KANG EMIL INTOLERAN … ? ( Pemprov Jabar Nir narasi deradikalisasi )

1180

Banyak kalangan yang menilai insiden penyerangan dan penusukan terhadap Menkopolhukam RI Wiranto adalah tindakan radikal dan biadab. Tidak dipungkiri, tindakan tersebut berawal dari pemikiran atau ekstrem, maka diperlukan strategi dan proses pemulihan dengan deradikalisasi.

Khusus untuk wilayah Jabar, Aktivis muda, Opik Taupikul Haq mengatakan, sebagai masyarakat yang sopan, agamis dan bersahaja, tidak berbanding lurus dengan tingginya angka intoleransi di Jawa Barat.

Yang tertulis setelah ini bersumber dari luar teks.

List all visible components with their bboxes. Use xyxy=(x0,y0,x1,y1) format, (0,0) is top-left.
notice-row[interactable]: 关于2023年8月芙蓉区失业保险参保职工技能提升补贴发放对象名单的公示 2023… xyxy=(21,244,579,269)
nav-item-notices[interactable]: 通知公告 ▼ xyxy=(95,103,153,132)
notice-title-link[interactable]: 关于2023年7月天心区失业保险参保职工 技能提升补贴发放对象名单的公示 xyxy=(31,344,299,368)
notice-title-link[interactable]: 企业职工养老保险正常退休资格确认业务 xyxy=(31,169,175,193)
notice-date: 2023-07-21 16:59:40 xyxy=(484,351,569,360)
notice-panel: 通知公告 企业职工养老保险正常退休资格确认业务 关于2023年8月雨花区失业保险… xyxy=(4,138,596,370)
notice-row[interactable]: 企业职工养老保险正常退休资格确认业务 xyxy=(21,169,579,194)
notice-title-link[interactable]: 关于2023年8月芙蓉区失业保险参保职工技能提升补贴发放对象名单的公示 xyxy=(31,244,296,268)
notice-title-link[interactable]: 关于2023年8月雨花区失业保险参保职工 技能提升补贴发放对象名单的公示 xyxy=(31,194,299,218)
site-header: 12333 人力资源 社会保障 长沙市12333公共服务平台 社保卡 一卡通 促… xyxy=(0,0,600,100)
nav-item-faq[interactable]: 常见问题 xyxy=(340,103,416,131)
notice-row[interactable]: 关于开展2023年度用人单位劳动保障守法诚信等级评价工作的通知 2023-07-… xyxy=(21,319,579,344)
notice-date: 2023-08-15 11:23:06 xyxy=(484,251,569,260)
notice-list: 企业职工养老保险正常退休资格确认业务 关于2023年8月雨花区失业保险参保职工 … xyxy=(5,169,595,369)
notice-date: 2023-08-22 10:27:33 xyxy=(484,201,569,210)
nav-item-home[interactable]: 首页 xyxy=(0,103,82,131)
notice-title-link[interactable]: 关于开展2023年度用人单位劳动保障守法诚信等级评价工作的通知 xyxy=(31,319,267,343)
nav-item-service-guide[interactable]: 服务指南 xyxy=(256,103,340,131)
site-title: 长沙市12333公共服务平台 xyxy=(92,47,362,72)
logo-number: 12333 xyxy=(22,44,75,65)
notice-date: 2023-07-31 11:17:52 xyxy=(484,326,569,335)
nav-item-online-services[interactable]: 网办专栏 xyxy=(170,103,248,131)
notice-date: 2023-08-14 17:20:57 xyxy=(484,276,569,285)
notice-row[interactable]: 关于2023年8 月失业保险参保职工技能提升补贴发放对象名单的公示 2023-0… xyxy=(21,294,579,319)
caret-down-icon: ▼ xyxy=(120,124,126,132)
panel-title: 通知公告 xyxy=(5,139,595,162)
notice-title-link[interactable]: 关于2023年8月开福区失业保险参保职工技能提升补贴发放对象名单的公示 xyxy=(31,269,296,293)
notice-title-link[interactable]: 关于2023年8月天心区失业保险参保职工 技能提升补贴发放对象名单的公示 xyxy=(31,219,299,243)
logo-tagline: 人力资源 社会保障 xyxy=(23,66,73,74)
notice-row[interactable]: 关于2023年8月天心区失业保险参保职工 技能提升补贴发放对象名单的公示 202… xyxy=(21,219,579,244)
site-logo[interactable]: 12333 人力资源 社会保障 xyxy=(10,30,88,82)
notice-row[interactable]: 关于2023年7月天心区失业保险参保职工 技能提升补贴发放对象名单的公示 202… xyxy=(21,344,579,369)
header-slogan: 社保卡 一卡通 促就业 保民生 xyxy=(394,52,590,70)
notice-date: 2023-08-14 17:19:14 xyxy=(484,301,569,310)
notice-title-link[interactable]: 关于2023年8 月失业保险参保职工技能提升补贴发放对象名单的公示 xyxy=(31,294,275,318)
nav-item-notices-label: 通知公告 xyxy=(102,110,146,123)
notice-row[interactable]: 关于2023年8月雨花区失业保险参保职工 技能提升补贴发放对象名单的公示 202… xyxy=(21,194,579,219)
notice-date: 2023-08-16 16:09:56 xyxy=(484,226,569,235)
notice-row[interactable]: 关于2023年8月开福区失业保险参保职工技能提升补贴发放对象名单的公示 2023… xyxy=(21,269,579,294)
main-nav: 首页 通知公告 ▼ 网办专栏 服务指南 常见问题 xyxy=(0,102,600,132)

“ini kontradiktif dengan kultur budaya dan adat istiadat masyarakat pasundan, yang religius dan sopan,” ungkap Opik saat berbincang di kediaman Ketua Ansor Kota Tasikmalaya, Sabtu pagi (12/10).

Bahkan sangat disayangkan, berdasarkan survey, bahwa tindakan pelanggaran kebebasan beragama dan berkeyakinan ada yang melibatkan penyelenggara negara. lanjut Opik

Opik mempertanyakan, “Jabar ini selalu menjadi sorotan, bahkan sampai ke tingkat internasional. Dari berbagai penelitian, Jabar, provinsi dengan indek intoleran cukup tinggi, kenapa pemerintah daerah diam saja?,”

Menurutnya, anggaran Rp 45,268 triliun untuk APBD 2020 yang masuk pembahasan, perlu dipertanyakan, apakah tercantum program untuk deradikalisasi?

“APBD mengalami kenaikan tinggi, untuk deradikalisasi apakah jadi prioritas?” kembali Opik pertanyakan.

Ditanya terkait implementasi program Jabar juara, lebih keras lagi, Opik menganggap Gubernur terlalu disibukan dirinya sendiri.

“RK terlalu banyak pencitraan, sibuk dengan bermedsos dari pada memikirkan hal yang mengancam kerukunan, ya itu, radikalisme,” tegasnya.

Program keummatan pun, yang digagasnya jalan di tempat, sampai mana Kredit Mesra, One Pesantren One Product, One Desa One Hafidz?, tambah Opik.

Kembali terkait radikalisme, Jabar butuh pemimpin yang berdiri di atas segalanya yang mau mengayomi, bahkan memiliki ketegasan, berani bertindak tidak populis,” imbuhnya.

Opik menjelaskan, solusi saat ini, Jabar perlu program ideologisasi islam yang wasathiah, toleran, menghargai perbedaan yang menjadi basic berkehidupan berbangsa dan bernegara.

Saya perhatikan, atas insiden Pak Wiranto ini, tidak ada rasa belasungkawa, atau menindaklanjuti seruan Presiden, pedahal ia pejabat negara. tandasnya

Sebelumnya, Presiden Joko Widodo telah menyerukan masyarakat untuk bersama-sama memerangi radikalisme dan terorisme menyusul insiden penusukan yang menimpa Menkopolhukam Wiranto yang akan berkunjung ke Universitas Mathla’ul Anwar, Banten, Kamis (10/10) oleh oleh Abu Rara (51) alias SA, jaringan teroris Jamaah Ansharut Daulah (JAD) Bekasi.